Department Index

Audit Office - Elms House. Picture 1950


Internal Audit Office

The work of the Internal Audit Office consisted in the main of inspecting the financial work carried out by other company offices, the purpose being to safeguard the company against the effects of inaccurate financial recording, deliberate or otherwise. The office was quite separate from the official audit of the company's Annual Accounts which, in accordance with company law, was carried out each year by an independent firm of auditors. The Internal Audit Office's work was a continuing process so that any inaccuracies could be identified and correct at an early stage than would otherwise be the case.

It was not possible to ensure 100 per cent accuracy in every clerical operation (before automation the task was awesome) but the inspections were designed to reveal any tendency to deviate from the high standard of accuracy that was expected of the clerical operations. However, there were some operations that did require 100 per cent correctness and to ensure this, the only way to prove it was to check every item/entry.

Despite the general impression that internal auditors were just there to find fault, criticise and report mistakes, their real purpose was rather to provide assurance that all was well, both with the methods in use and the way in which they were carried out. On the other hand the Internal Audit Office would have failed in their duty had they not acted on any deficiencies uncovered.

Until about 1950 the Internal Audit Office inspection service was restricted to those records having a direct bearing on the company's financial position, and which therefore formed an integral part of the Company Accounts. Some of the more important records which were later taken on were those records concerned with: payments for goods; service and wages; cash and credit sales; stock and work in progress; and equipment such as machinery and motor vehicles. Just after the Second World War it was decided to extend the inspection service to the costing, statistical and departmental accounting records maintained by various cost offices for the Management. Department Accounts were varied and complex having been developed over many years and it took some time for the Audit Office to fully comprehend all the differing processes. Their responsibilities also extended to inspections of the subsidiary company accounts some of whom were located outside of Cadby Hall in other parts of the country and periodic visits were made to these accounting centres. Apart from the routine examination of the clerical procedures the Audit Office also carried out special investigations which might have been requested by managers. One of their main tasks was the reconciling of the Company's Cash Book records of its transactions through the bank with the bank's own records as shown in the Pass Book. This did require 100 per cent comparison of the innumerable entries in both sets of records. Of course when computers began to take over many of the clerical procedures the inspection tasks became less onerous but nevertheless, computers brought in their own problems.

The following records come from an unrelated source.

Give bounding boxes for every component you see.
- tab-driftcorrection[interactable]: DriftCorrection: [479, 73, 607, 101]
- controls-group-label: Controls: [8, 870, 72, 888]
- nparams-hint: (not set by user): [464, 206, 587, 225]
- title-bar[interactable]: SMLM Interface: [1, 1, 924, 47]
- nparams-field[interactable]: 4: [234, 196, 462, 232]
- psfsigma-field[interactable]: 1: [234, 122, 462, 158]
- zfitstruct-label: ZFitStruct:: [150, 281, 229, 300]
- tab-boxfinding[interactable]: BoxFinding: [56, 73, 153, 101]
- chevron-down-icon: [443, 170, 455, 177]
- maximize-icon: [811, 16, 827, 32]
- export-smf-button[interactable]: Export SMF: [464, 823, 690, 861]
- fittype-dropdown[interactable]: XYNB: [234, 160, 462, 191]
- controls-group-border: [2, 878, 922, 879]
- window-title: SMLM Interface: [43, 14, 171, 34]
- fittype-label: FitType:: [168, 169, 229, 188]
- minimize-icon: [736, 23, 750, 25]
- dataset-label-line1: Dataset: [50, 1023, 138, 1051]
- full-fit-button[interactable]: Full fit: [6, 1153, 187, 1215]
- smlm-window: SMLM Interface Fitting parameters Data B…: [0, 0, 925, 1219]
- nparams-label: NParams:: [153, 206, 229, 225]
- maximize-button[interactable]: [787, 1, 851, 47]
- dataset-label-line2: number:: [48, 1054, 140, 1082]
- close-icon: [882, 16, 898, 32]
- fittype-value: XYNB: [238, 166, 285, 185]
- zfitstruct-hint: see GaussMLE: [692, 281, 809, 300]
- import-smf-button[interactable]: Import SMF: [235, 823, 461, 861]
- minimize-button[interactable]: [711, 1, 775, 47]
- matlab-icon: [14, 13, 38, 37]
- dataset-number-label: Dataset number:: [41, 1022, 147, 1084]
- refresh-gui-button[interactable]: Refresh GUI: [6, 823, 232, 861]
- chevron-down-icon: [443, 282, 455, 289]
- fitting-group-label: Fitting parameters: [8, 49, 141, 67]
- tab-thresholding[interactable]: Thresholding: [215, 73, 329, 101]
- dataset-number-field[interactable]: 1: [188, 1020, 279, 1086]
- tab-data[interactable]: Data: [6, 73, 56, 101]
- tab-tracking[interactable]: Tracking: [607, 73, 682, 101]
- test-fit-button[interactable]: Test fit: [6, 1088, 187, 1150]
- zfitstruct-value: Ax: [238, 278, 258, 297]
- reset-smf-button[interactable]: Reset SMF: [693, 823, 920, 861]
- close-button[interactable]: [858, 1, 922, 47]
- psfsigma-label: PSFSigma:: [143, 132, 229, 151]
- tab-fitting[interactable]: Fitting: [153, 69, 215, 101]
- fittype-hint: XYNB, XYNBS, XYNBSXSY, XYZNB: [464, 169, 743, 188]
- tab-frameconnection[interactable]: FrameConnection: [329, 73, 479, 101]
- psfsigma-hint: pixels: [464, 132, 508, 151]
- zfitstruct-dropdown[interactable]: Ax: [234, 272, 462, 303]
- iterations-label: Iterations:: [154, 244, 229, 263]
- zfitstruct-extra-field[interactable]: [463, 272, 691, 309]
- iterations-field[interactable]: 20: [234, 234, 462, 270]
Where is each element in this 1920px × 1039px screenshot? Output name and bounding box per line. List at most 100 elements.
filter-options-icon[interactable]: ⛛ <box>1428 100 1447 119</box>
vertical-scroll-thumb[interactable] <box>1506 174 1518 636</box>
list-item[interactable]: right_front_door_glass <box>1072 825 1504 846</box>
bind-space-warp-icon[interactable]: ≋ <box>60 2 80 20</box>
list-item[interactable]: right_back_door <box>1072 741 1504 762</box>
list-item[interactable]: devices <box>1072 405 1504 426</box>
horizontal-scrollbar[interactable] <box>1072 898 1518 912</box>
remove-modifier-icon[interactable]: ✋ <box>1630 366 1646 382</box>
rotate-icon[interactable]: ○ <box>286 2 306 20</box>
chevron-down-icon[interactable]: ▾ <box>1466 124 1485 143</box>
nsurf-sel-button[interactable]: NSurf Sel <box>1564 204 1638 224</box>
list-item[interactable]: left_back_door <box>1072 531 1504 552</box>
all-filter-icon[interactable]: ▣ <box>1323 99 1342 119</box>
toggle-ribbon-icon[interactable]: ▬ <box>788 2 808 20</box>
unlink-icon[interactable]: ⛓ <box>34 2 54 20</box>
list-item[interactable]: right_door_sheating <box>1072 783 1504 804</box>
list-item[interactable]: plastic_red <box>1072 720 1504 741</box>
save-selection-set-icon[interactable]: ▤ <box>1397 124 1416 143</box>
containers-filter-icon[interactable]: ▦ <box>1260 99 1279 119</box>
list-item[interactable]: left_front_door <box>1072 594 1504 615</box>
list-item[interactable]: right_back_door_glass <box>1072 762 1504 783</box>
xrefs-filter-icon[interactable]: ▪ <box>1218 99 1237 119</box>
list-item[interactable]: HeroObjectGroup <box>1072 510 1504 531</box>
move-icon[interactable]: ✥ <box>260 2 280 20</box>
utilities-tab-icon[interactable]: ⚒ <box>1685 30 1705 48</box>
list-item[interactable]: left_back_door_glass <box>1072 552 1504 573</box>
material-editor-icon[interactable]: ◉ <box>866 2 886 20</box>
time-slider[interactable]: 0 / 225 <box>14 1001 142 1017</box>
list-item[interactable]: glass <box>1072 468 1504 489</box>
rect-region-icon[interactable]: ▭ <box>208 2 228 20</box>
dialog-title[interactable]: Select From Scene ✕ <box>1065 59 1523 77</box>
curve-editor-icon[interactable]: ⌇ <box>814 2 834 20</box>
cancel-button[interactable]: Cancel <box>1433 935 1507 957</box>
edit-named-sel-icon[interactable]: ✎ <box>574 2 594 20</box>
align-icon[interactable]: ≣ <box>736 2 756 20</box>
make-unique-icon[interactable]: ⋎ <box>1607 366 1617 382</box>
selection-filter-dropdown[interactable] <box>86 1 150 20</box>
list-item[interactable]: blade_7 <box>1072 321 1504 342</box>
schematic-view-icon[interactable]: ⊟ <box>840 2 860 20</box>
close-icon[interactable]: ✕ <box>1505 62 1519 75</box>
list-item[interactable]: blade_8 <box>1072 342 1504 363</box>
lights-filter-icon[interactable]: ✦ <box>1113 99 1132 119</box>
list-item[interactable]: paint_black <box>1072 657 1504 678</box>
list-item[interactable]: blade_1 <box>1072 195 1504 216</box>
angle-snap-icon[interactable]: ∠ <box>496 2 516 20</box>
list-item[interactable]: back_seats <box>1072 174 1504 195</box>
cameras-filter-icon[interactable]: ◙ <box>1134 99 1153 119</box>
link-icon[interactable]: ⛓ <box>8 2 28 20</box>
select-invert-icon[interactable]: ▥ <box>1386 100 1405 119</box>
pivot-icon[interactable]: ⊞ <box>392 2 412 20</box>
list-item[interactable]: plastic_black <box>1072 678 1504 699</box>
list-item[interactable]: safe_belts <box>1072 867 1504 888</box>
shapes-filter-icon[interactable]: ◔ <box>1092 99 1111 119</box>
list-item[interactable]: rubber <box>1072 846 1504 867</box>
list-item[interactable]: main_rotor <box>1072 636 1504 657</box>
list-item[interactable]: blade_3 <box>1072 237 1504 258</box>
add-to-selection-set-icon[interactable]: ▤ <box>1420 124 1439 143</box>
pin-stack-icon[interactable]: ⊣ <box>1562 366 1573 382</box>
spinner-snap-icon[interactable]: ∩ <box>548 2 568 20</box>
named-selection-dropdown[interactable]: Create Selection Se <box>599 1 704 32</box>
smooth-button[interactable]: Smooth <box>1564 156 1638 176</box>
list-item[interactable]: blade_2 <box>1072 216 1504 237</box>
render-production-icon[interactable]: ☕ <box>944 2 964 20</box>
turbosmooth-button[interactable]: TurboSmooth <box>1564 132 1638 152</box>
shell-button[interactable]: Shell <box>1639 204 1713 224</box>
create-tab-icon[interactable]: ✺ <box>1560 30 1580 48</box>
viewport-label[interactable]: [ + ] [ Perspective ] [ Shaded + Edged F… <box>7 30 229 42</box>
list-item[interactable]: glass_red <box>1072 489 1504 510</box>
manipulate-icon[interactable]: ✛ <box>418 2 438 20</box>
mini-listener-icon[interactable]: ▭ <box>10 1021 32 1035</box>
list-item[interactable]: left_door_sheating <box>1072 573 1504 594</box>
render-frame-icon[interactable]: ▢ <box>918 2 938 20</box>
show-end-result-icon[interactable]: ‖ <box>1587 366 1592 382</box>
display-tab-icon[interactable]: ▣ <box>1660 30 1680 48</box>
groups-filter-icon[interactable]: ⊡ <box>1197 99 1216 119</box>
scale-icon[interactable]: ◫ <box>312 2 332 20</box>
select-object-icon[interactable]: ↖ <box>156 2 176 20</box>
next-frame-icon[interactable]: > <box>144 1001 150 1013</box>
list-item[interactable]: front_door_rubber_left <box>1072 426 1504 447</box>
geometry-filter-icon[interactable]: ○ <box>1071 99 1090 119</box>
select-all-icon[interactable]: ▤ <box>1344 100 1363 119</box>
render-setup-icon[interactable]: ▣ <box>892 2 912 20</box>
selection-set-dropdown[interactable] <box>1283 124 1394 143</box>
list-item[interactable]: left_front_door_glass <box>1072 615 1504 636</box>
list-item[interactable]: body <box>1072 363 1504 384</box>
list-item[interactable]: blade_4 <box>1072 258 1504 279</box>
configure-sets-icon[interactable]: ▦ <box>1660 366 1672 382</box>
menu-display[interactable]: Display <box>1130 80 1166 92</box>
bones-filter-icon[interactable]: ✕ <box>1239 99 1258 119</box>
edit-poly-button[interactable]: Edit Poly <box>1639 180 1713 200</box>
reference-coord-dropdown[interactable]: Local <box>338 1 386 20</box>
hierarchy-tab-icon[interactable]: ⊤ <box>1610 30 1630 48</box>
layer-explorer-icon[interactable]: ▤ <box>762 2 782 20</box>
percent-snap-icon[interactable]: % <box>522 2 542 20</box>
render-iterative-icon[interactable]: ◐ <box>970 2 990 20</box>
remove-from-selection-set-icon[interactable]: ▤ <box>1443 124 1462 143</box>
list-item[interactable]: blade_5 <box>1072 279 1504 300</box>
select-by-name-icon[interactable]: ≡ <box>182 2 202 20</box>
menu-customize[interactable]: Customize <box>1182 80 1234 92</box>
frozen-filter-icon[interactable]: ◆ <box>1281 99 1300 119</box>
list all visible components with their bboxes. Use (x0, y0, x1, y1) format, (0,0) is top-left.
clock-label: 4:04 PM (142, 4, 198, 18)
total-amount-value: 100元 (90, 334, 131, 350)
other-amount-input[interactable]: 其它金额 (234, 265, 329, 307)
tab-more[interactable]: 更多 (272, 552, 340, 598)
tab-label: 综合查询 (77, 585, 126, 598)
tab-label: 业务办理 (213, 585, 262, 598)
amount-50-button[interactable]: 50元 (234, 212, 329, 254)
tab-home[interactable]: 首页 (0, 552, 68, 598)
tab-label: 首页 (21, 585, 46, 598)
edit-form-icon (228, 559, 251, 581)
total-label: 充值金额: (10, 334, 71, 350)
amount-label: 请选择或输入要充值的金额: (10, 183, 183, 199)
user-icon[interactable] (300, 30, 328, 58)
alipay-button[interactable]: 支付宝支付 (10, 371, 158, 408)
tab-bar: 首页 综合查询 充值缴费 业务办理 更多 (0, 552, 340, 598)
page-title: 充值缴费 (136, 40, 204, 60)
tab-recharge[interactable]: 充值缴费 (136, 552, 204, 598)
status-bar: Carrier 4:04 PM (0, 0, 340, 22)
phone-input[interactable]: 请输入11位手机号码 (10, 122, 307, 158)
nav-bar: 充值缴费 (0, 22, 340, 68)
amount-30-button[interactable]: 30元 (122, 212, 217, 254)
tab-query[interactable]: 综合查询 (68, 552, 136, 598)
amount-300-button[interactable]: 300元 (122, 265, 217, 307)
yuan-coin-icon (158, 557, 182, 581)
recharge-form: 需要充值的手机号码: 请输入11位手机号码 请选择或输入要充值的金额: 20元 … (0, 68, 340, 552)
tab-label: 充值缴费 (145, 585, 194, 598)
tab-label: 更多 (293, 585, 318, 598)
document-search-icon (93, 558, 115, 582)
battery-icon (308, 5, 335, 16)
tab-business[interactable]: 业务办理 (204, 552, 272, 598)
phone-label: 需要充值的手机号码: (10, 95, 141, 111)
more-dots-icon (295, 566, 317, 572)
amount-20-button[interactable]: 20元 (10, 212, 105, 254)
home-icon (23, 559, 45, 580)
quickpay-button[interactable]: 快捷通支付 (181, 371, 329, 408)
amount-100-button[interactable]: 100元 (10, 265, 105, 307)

The Audit Office also collaborated with the Systems Research and Clerical Staff Offices in a special kind of inspection called a Group Review. The idea of this was to take a group in one or other of the offices and by careful study try to find out in what way, if at all, that group may be assisted to do its work more efficiently. These types of review were not always welcomed by the departments to which they were addressed but the overall intention was one of efficiency.

As the operating companies became more independent the Audit Office continued their inspections and were very much involved with the consolidation of the accounts. As computerisation of the company's financial and business activities became more widespread it became more difficult for auditors to follow through individual transactions and they had to develop new skills. John Simmons, however, who is the acknowledged pioneer of the Lyons clerical procedures and also the driving force behind computerisation in Lyons, ensured that the early computer programmes were designed to be self accounting. The tricks he had learned from the clerical operations were transferred to automation and Lyons' early computer programmes were well advanced on those of other companies. His vision was to bring together, by use of computers, all the company's accounts which he called the Master Plan. Sadly circumstances prevented this from coming to fruition.